1186. Un asunto ruso

―¡Uf!… no se puede imaginar el martirio que ha sido esta última semana… ¡con decirle que acabé muerto!… –bueno, qué le voy a decir a usted, claro–. Y eso que cuando acepté el caso no pensé que fuera para tanto. Era una mujer elegante, rusa según me dijo –Tatiana se llamaba–, un tanto presumida y algo hipócrita y egoísta, la verdad –aunque eso lo supe al final–, demasiado tangencial y peripuesta para mi gusto, si me entiende, pero aquel primer día me pareció sincera. «Mi marido ha desaparecido, detective; ¡encuéntremelo, por favor!; el dinero no es inconveniente», me pidió entre sollozos; y sin más –mis honorarios no eran bajos– puse manos a la obra.

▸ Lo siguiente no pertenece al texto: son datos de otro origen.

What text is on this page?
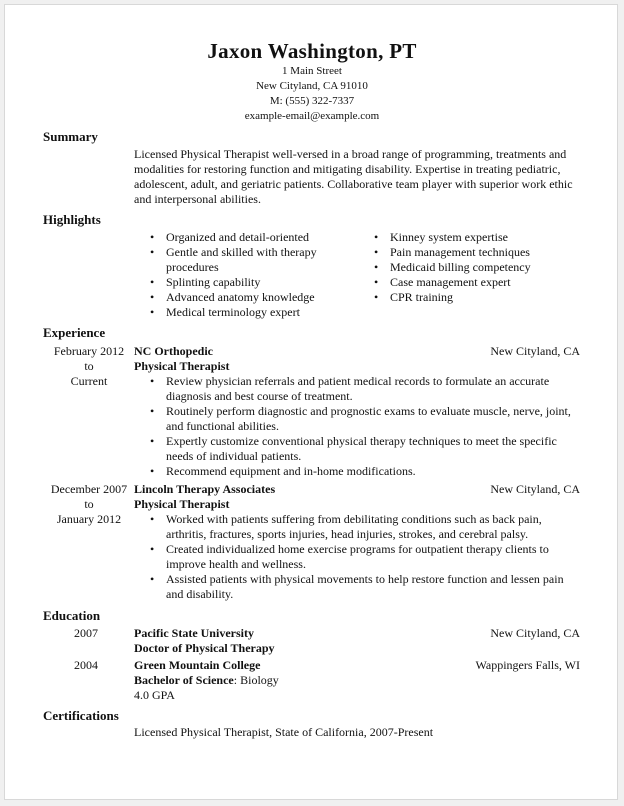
Jaxon Washington, PT
1 Main Street
New Cityland, CA 91010
M: (555) 322-7337
example-email@example.com
Summary
Licensed Physical Therapist well-versed in a broad range of programming, treatments and modalities for restoring function and mitigating disability. Expertise in treating pediatric, adolescent, adult, and geriatric patients. Collaborative team player with superior work ethic and interpersonal abilities.
Highlights
• Organized and detail-oriented
• Gentle and skilled with therapy procedures
• Splinting capability
• Advanced anatomy knowledge
• Medical terminology expert
• Kinney system expertise
• Pain management techniques
• Medicaid billing competency
• Case management expert
• CPR training
Experience
February 2012
to
Current
NC Orthopedic	New Cityland, CA
Physical Therapist
• Review physician referrals and patient medical records to formulate an accurate diagnosis and best course of treatment.
• Routinely perform diagnostic and prognostic exams to evaluate muscle, nerve, joint, and functional abilities.
• Expertly customize conventional physical therapy techniques to meet the specific needs of individual patients.
• Recommend equipment and in-home modifications.
December 2007
to
January 2012
Lincoln Therapy Associates	New Cityland, CA
Physical Therapist
• Worked with patients suffering from debilitating conditions such as back pain, arthritis, fractures, sports injuries, head injuries, strokes, and cerebral palsy.
• Created individualized home exercise programs for outpatient therapy clients to improve health and wellness.
• Assisted patients with physical movements to help restore function and lessen pain and disability.
Education
2007	Pacific State University	New Cityland, CA
Doctor of Physical Therapy
2004	Green Mountain College	Wappingers Falls, WI
Bachelor of Science: Biology
4.0 GPA
Certifications
Licensed Physical Therapist, State of California, 2007-Present
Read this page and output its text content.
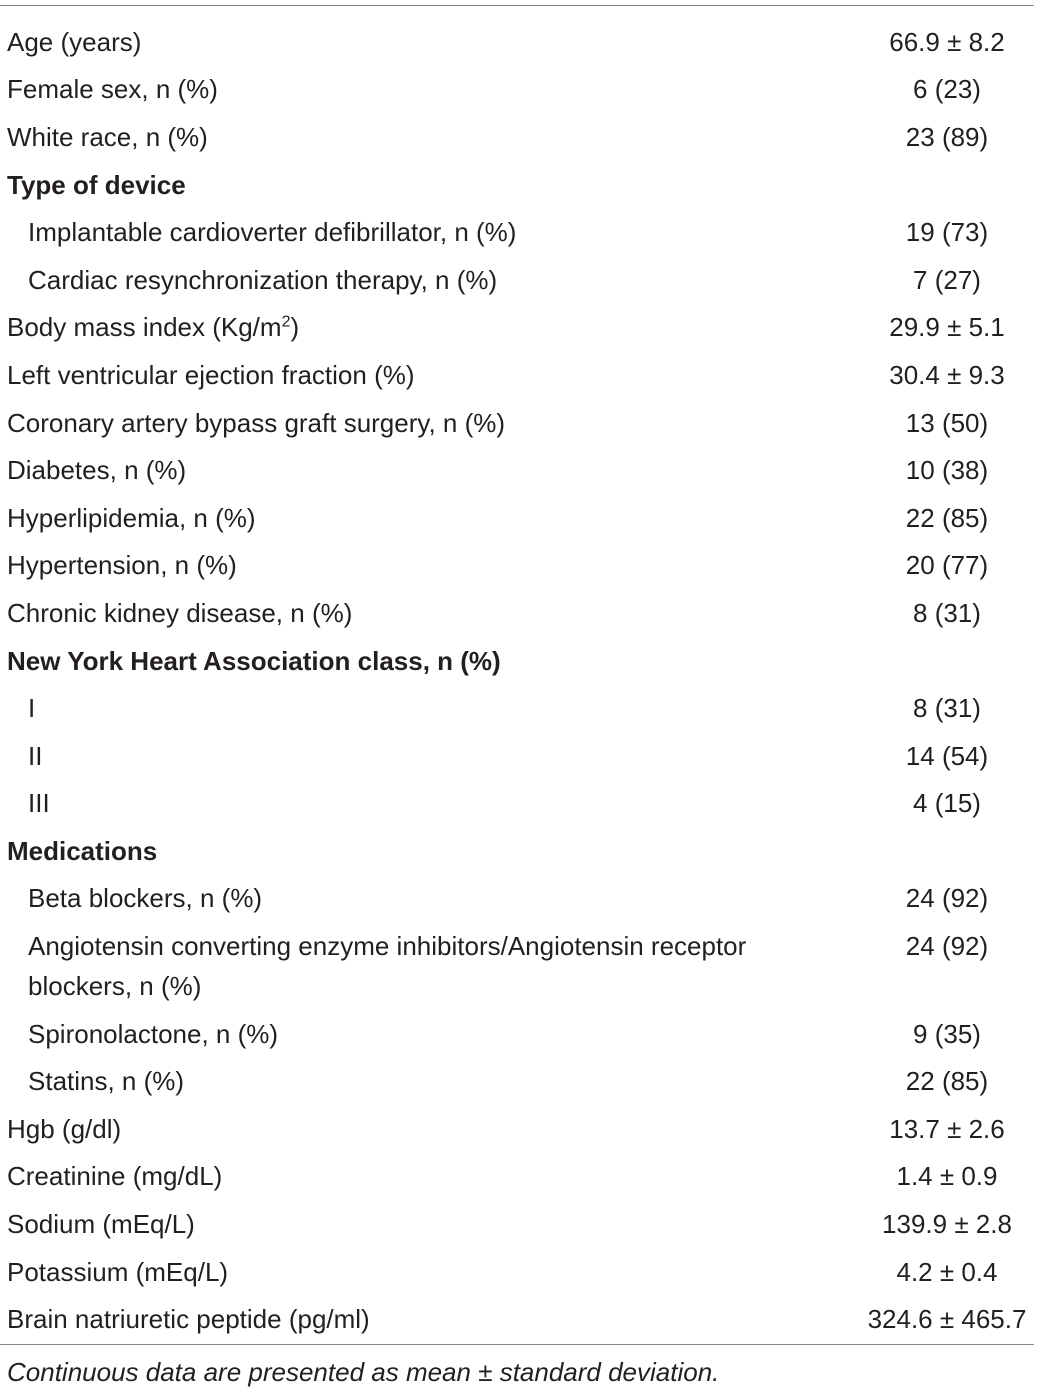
Age (years)	66.9 ± 8.2
Female sex, n (%)	6 (23)
White race, n (%)	23 (89)
Type of device	
Implantable cardioverter defibrillator, n (%)	19 (73)
Cardiac resynchronization therapy, n (%)	7 (27)
Body mass index $(Kg/m^2)$	29.9 ± 5.1
Left ventricular ejection fraction (%)	30.4 ± 9.3
Coronary artery bypass graft surgery, n (%)	13 (50)
Diabetes, n (%)	10 (38)
Hyperlipidemia, n (%)	22 (85)
Hypertension, n (%)	20 (77)
Chronic kidney disease, n (%)	8 (31)
New York Heart Association class, n (%)	
I	8 (31)
II	14 (54)
III	4 (15)
Medications	
Beta blockers, n (%)	24 (92)

Angiotensin converting enzyme inhibitors/Angiotensin receptor blockers, n (%)	24 (92)
Spironolactone, n (%)	9 (35)
Statins, n (%)	22 (85)
Hgb (g/dl)	13.7 ± 2.6
Creatinine (mg/dL)	1.4 ± 0.9
Sodium (mEq/L)	139.9 ± 2.8
Potassium (mEq/L)	4.2 ± 0.4
Brain natriuretic peptide (pg/ml)	324.6 ± 465.7
Continuous data are presented as mean ± standard deviation.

―Cuénteme, ¿qué pasó? –preguntó el psicólogo.
―Ahora lo recuerdo todo un tanto borroso, déjeme que consulte mis notas –sin duda fue un acierto mi costumbre de agendar todo lo ocurrido; o al menos los sucesos más destacados–; aún hoy me cuesta dar crédito a mis recuerdos: El tipo estaba metido en chanchullos con la mafia rusa –¡el muy idiota!–, y una mañana, mientras comía canelones a la carbonara en un barucho, llegaron dos matones armados hasta las cejas y se lo llevaron a rastras en una furgoneta sin matrícula; «eran dos malas bestias: uno, un monstruo grande como un oso; el otro, un zopilote amargado, ya me entiende», me dijo el del bar; «se lo aseguro, detective, lo vi todo de todo», añadió; y lo mismo me dijo la camarera, que ídem de ídem. La camarera… Amparo, se llamaba… estaba cañón… desde la ventana de su habitación se veía la luna… Pero, a lo que iba, disculpe: luego me vi envuelto sin comerlo ni beberlo en una guerra entre dos bandas rivales y llegaron las amenazas, las persecuciones, los tiros –los rusos no se andan con chiquitas… ¡menudos bazucas se gastan los tíos!–… El caso es que el idiota ese había acordado con un tal Sergei –un mandamás de la mafia rusa de gesto adusto– robar del museo arqueológico una importante escultura, una divinidad del período clásico de la cultura maya –fechada entre los años 550 y 950 d.C.– con un valor estimado de unos tres millones de euros, como pago a unos ‘favores’ y, ¿a que no sabe qué quiso hacer el muy fantoche?, ¡pues venderla a otros rusos!… ¡si le digo que era idiota!… o eso intentó el muy… Pero, claro, le pillaron. ¿Y a que no imagina lo mejor?… pues que la ideóloga de todo el embrollo había sido la propia Tatiana esa, que era –agárrese los machos– la mismísima hija del tal Sergei, porque, al parecer –¡y que me aspen si lo entiendo!–, quería desquitarse con su ‘papuchi’ pues éste no veía con buenos ojos su relación con el idiota en cuestión, y por eso se llegaron a casar en secreto y todo; ya ve, todo un melodrama… ruso.
―Y por eso está ahora aquí –dijo el psicólogo.
―Eso es. Entre tantos tiros de un lado y de otro, uno de ellos me dio de lleno; ya le dije antes que acabé muerto.
―Sí, no se preocupe, no es el primero que me llega en las mismas condiciones, tranquilo, este sitio no está nada mal, sólo tendrá que acostumbrarse al cambio, yo le ayudaré… Tendremos tres sesiones a la semana, con eso será suficiente; para dentro de un par de ciclos celestiales estará en condiciones de marcharse del Purgatorio.